Banning potable reuse won’t fix things

Citizens up in arms are calling it toilet to tap. The actual term for this is potable reuse. It’s understandable for people to be alarmed and averse, but this has been the norm in many places for years.

Note: Coining a lurid, sensationalistic term for something is a great way to marshall opposition, or support, as the case may be. Popular political rhetorical tactic, use it for the good or not.

Here, in our place of generous rainfall (for now — till we finish killing the local water cycle dead-dead through egregiously bad land management practices), if we would stop wasting water this won’t even be needed, could just be a technological knowhow we keep in reserve for extreme emergency.

We get 49 inches of rainfall a year historically. We can be collecting that rainwater off of every building and using it on the landscape, cutting down on demand for piped water.

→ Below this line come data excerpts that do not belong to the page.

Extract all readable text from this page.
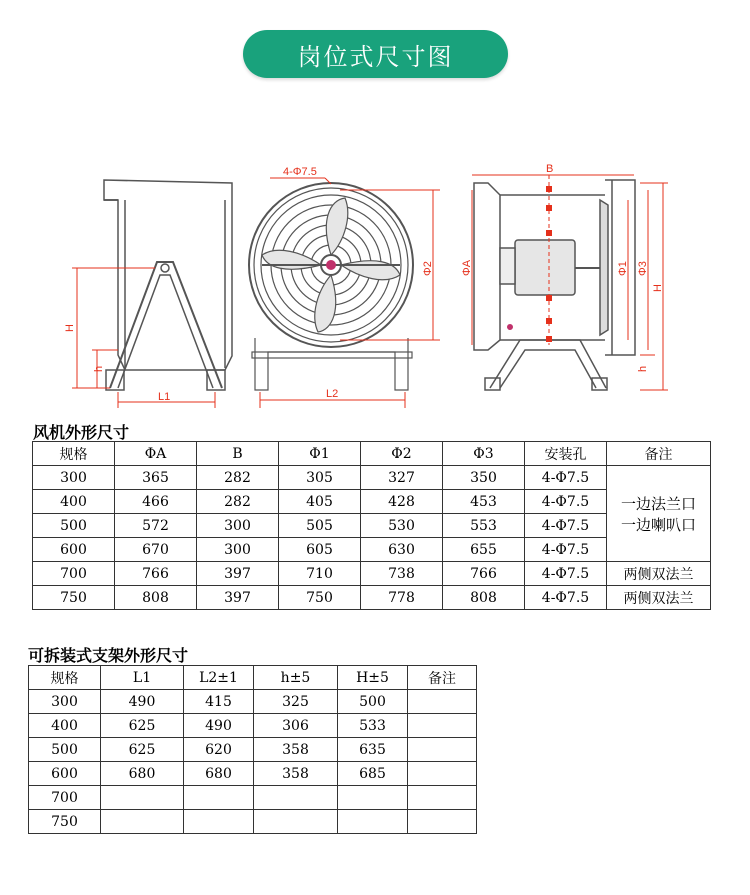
岗位式尺寸图
H
h
L1
4-Φ7.5
Φ2
L2
B
ΦA	Φ1 Φ3
H
h
风机外形尺寸
规格	ΦA	B	Φ1	Φ2	Φ3	安装孔	备注
300	365	282	305	327	350	4-Φ7.5	一边法兰口
一边喇叭口

400	466	282	405	428	453	4-Φ7.5	
500	572	300	505	530	553	4-Φ7.5	
600	670	300	605	630	655	4-Φ7.5	
700	766	397	710	738	766	4-Φ7.5	两侧双法兰
750	808	397	750	778	808	4-Φ7.5	两侧双法兰
可拆装式支架外形尺寸
规格	L1	L2±1	h±5	H±5	备注
300	490	415	325	500	
400	625	490	306	533	
500	625	620	358	635	
600	680	680	358	685	
700					
750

(On that note, anyone worried about giant Amazon warehouses and big data centers etc. – at least if nothing else those buildings have huge roofs! And a roof is a giant collection surface for rainwater! Even my modest 988-square-foot house can, if rainwater collection were 100% optimized, collect over 30,000 gallons of water a year!)

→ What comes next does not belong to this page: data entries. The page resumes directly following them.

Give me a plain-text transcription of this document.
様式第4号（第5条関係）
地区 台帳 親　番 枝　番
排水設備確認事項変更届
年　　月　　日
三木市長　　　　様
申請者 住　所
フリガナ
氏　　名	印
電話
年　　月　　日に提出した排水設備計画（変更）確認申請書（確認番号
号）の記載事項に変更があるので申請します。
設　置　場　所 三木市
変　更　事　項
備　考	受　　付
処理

We can also be planting appropriate plants instead of thirsty yet useless ornamental landscaping. Also not cutting down forests & wetlands in the first place.

Stop incentivizing the sprawl development with its huge wasteful yards.

Reclaimed water can be part of the equation as well. We should not be using potable water to irrigate ornamental landscaping, period — including lawns.

If we collected rainwater off of every building, it wouldn’t be necessary to use piped-in irrigation (whether with reclaimed water or not) except maybe for extreme drought.

Also part of the problem are people who insist on only drinking bottled water, even though the tapwater is drinkable. (This admonition does not of course include people living in coal camps, fracking areas and so on whose water has been made unsafe to drink.) Some of the strongest opponents of potable reuse are also people who insist on drinking only bottled water even though the tapwater is fine as is, or they could use a filter. This is called being #PartOfTheProblem. (Look up the story of bottled water video on YouTube – part of the story of stuff series by Annie Leonard.)

BTW the whole planet is one big water recycling system. Water is constantly recycled through rainfall, transpiration, percolation into the aquifer, etc. By protecting the natural sponge and rainfall cycle we protect the natural filtration system.

Banning potable reuse won’t fix things. Making it our top priority to restore and protect the natural water cycle will. We should set the bar as high as possible. As a model, I highly recommend the Drinkable Rivers Project.

https://drinkablerivers.org

Imagine all the things you have to have in place for your rivers (and springs) to be drinkable! Sure would solve a lot.

Also, we should all embrace the concept of “sponge cities,” as Singapore and China and so many other places further along the curve have done.

PS. Drought, flood, and fire are three sides of the same coin. It’s all about restoring the water cycle.

PPS. Added later to my comments on my Facebook post. After a public official chided me, essentially asked if I felt that people should feel lucky for not having to drink sewage water:

Let me be perfectly clear in case my earlier comment may be misunderstood.

Clean safe drinking water is a BASIC HUMAN RIGHT!! Nobody should ever be in jeopardy of having to drink contaminated water.

And yet, worldwide, something like 2 billion people lack access to basic safe drinking water. This includes several million people right here in the USA.

That’s what I’m talking about when I say we’ve been living in a bubble.

We needed to be more aware all along of what other communities have been struggling with for YEARS, and if we had put more effort into prioritizing this BASIC HUMAN RIGHT everywhere for all, we wouldn’t be dealing with it here.

Because we’ve got a much easier situation relative to lots of other places. Lower population density, higher rainfall, natural wetlands and forests, etc.

PS. Have you heard that saying to the effect that instead of just rescuing drowning people from the river, we need to look up stream and find out who’s throwing people in the river in the first place. On that note, if we don’t want “poopy water” (another lurid phrase coined to muster alarm), we need to STOP POOPING INTO WATER. Read the humanure handbook by Joseph Jenkins. I have often mentioned it in my book, blog, and elsewhere.